Statistical Training Programs
Title | Statistical Training Programs PDF eBook |
Author | International Statistical Programs Center (U.S.) |
Publisher | |
Pages | 48 |
Release | |
Genre | Statisticians |
ISBN |
Statistical Training Programs, 1985-1986
Title | Statistical Training Programs, 1985-1986 PDF eBook |
Author | |
Publisher | |
Pages | 64 |
Release | 1985 |
Genre | Statistics |
ISBN |
International Statistical Training Programs
Title | International Statistical Training Programs PDF eBook |
Author | International Statistical Programs Center (U.S.) |
Publisher | |
Pages | 52 |
Release | 1982 |
Genre | Statistical services |
ISBN |
Statistical Training Programs by the U.S. Bureau of the Census
Title | Statistical Training Programs by the U.S. Bureau of the Census PDF eBook |
Author | International Statistical Programs Center (U.S.) |
Publisher | |
Pages | 48 |
Release | 1978 |
Genre | Statistics |
ISBN |
Population statistics and demographic analysis, sampling and survey methods, agricultural surveys and censuses, economic surveys and censuses, computer data systems.
Statistical Training Programs, Sept. 1976 to Aug. 1977
Title | Statistical Training Programs, Sept. 1976 to Aug. 1977 PDF eBook |
Author | United States. Bureau of the Census |
Publisher | |
Pages | 44 |
Release | 1976 |
Genre | |
ISBN |
An Introduction to Statistical Learning
Title | An Introduction to Statistical Learning PDF eBook |
Author | Gareth James |
Publisher | Springer Nature |
Pages | 617 |
Release | 2023-08-01 |
Genre | Mathematics |
ISBN | 3031387473 |
An Introduction to Statistical Learning provides an accessible overview of the field of statistical learning, an essential toolset for making sense of the vast and complex data sets that have emerged in fields ranging from biology to finance, marketing, and astrophysics in the past twenty years. This book presents some of the most important modeling and prediction techniques, along with relevant applications. Topics include linear regression, classification, resampling methods, shrinkage approaches, tree-based methods, support vector machines, clustering, deep learning, survival analysis, multiple testing, and more. Color graphics and real-world examples are used to illustrate the methods presented. This book is targeted at statisticians and non-statisticians alike, who wish to use cutting-edge statistical learning techniques to analyze their data. Four of the authors co-wrote An Introduction to Statistical Learning, With Applications in R (ISLR), which has become a mainstay of undergraduate and graduate classrooms worldwide, as well as an important reference book for data scientists. One of the keys to its success was that each chapter contains a tutorial on implementing the analyses and methods presented in the R scientific computing environment. However, in recent years Python has become a popular language for data science, and there has been increasing demand for a Python-based alternative to ISLR. Hence, this book (ISLP) covers the same materials as ISLR but with labs implemented in Python. These labs will be useful both for Python novices, as well as experienced users.

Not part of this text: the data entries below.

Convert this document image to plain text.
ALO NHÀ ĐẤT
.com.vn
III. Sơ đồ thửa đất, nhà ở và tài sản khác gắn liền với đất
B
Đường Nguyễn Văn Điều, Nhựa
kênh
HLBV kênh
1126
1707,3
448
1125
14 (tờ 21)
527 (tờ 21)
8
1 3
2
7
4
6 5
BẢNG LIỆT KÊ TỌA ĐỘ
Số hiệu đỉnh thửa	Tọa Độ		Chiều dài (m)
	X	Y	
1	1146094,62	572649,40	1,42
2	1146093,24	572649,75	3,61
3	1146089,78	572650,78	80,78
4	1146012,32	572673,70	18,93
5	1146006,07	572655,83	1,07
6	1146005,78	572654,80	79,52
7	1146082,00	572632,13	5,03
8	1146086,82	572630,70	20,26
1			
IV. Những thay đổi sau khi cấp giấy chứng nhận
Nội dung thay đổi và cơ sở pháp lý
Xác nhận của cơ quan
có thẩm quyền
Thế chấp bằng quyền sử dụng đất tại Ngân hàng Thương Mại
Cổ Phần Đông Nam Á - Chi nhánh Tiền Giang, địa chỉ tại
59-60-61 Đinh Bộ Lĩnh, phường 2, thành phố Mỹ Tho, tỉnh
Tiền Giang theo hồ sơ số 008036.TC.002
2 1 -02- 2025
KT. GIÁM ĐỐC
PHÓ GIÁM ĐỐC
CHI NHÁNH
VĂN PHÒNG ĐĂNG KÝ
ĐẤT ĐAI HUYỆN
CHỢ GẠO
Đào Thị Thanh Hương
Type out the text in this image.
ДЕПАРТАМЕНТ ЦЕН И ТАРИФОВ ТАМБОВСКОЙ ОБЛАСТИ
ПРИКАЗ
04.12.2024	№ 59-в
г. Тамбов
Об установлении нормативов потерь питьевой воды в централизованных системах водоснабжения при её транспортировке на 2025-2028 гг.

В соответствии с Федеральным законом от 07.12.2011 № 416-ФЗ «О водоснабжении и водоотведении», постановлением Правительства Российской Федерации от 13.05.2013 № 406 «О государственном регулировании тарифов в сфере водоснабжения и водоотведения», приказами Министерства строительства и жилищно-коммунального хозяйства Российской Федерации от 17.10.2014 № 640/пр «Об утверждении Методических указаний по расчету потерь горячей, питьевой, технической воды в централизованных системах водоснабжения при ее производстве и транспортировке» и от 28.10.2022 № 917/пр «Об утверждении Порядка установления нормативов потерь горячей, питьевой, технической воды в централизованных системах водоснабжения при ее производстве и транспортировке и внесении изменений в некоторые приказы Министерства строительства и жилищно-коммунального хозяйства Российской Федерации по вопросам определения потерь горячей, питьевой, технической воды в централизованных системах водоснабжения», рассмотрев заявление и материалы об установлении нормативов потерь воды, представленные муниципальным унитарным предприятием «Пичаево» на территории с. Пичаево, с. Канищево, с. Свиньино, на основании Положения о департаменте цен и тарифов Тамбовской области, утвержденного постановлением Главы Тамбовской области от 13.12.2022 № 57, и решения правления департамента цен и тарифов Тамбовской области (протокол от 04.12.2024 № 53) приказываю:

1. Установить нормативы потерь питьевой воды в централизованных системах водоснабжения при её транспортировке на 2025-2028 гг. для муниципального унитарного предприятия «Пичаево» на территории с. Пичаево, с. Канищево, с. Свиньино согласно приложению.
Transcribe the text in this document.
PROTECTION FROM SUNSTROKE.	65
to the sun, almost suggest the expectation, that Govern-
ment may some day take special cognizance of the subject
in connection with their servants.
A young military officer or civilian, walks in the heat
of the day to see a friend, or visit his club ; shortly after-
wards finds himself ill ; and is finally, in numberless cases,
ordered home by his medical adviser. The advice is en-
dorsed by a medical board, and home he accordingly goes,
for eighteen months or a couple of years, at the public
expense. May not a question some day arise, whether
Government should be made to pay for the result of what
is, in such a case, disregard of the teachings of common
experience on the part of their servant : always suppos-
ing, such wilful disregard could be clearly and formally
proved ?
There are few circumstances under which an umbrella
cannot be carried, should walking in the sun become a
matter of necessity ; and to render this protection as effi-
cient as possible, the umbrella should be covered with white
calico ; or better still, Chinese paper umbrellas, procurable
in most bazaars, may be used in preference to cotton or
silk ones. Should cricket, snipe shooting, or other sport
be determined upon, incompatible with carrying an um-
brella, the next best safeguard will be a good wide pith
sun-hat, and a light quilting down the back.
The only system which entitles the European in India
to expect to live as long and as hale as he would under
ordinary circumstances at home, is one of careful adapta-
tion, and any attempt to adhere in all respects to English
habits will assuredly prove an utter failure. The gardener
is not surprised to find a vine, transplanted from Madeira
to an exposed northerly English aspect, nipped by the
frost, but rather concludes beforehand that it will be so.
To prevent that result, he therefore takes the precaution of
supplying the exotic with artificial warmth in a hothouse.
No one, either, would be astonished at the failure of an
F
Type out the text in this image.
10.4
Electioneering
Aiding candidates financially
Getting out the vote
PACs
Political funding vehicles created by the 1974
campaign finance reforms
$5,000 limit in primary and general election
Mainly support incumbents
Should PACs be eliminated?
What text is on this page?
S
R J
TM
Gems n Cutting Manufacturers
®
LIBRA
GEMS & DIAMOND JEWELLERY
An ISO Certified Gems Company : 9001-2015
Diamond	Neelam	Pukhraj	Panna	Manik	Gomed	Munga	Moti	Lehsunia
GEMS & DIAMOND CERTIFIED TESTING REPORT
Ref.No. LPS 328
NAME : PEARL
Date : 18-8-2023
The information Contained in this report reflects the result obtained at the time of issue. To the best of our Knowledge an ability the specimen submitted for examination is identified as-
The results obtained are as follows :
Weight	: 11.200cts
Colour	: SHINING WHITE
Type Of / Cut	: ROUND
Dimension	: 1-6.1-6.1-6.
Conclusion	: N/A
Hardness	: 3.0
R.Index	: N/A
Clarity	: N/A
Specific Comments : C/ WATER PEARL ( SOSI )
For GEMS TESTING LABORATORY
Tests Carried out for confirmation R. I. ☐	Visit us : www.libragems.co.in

Introduction to Probability
Title | Introduction to Probability PDF eBook |
Author | Joseph K. Blitzstein |
Publisher | CRC Press |
Pages | 599 |
Release | 2014-07-24 |
Genre | Mathematics |
ISBN | 1466575573 |
Developed from celebrated Harvard statistics lectures, Introduction to Probability provides essential language and tools for understanding statistics, randomness, and uncertainty. The book explores a wide variety of applications and examples, ranging from coincidences and paradoxes to Google PageRank and Markov chain Monte Carlo (MCMC). Additional application areas explored include genetics, medicine, computer science, and information theory. The print book version includes a code that provides free access to an eBook version. The authors present the material in an accessible style and motivate concepts using real-world examples. Throughout, they use stories to uncover connections between the fundamental distributions in statistics and conditioning to reduce complicated problems to manageable pieces. The book includes many intuitive explanations, diagrams, and practice problems. Each chapter ends with a section showing how to perform relevant simulations and calculations in R, a free statistical software environment.